The government will continue to use a managed float system to determine fuel prices in Malaysia, with reference to the world price of crude oil. This is according to second finance minister, Datuk Seri Johari Abdul Ghani, in a report by Bernama.

“When it comes to a stage where we have to make a discussion, we will discuss it. As far as today, it is still far, as we have to remember that it was US$140 per barrel before,” he said.

Johari was referring to the world price of crude oil in 2008, which reached US$140 per barrel, and RON 97 was priced at RM2.70 per litre. Recently, RON 95 was set at RM2.31 per litre, the highest before weekly price updates were introduced.

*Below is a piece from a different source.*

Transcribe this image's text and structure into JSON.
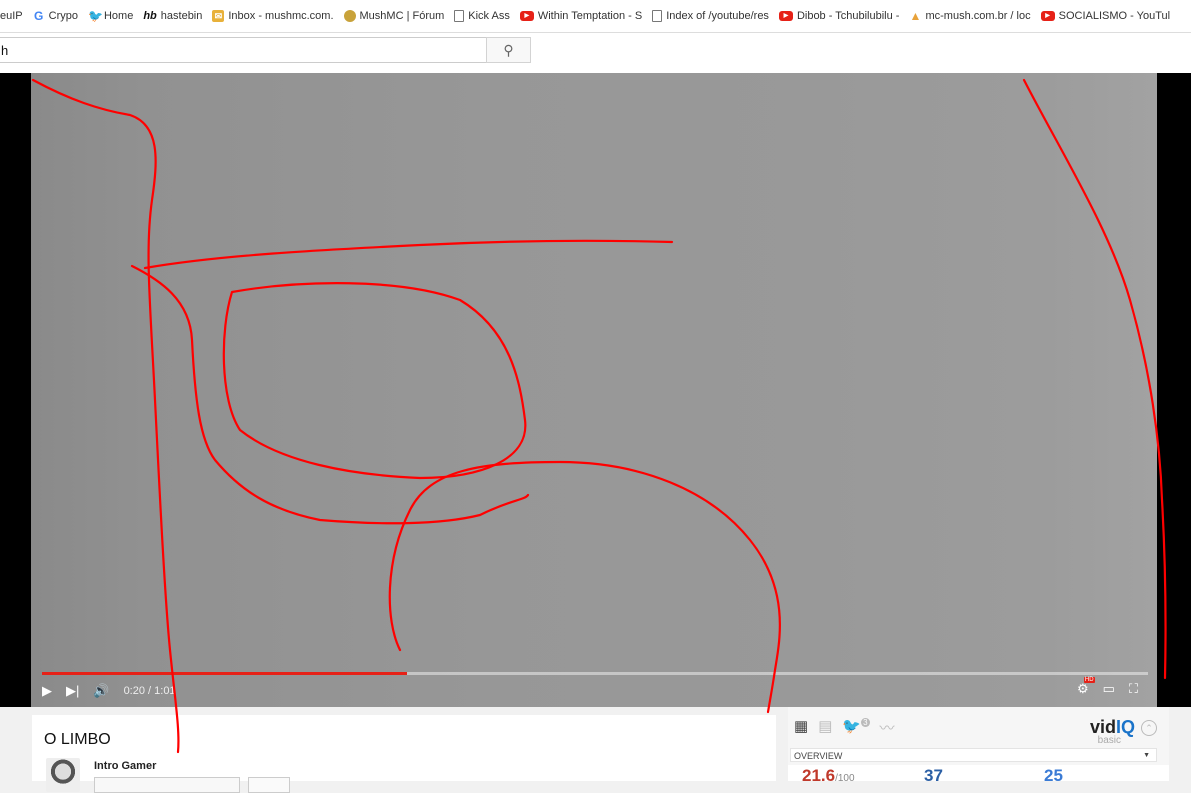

He added the constantly changing price of crude oil was beyond the government’s control, and it could only monitor the situation and distribute the 1Malaysia People’s Aid (BR1M) to assist those in the lower income group.

“Today’s float scheme will be maintained as we cannot change it, as (world crude oil price) is beyond the government’s control. It’s still far from what we’d seen, and it’s still manageable at around RM2.31 per litre.”

“Malaysia now has a population of 31 million, and is the 25th largest oil producer, not the number one or two. If we were to look at other oil producers, some produce up to 11 million barrels a day. We cannot control the world’s crude oil production. What we can do is make sure that monitoring is done so as to avoid causing hardship to the people,” he explained.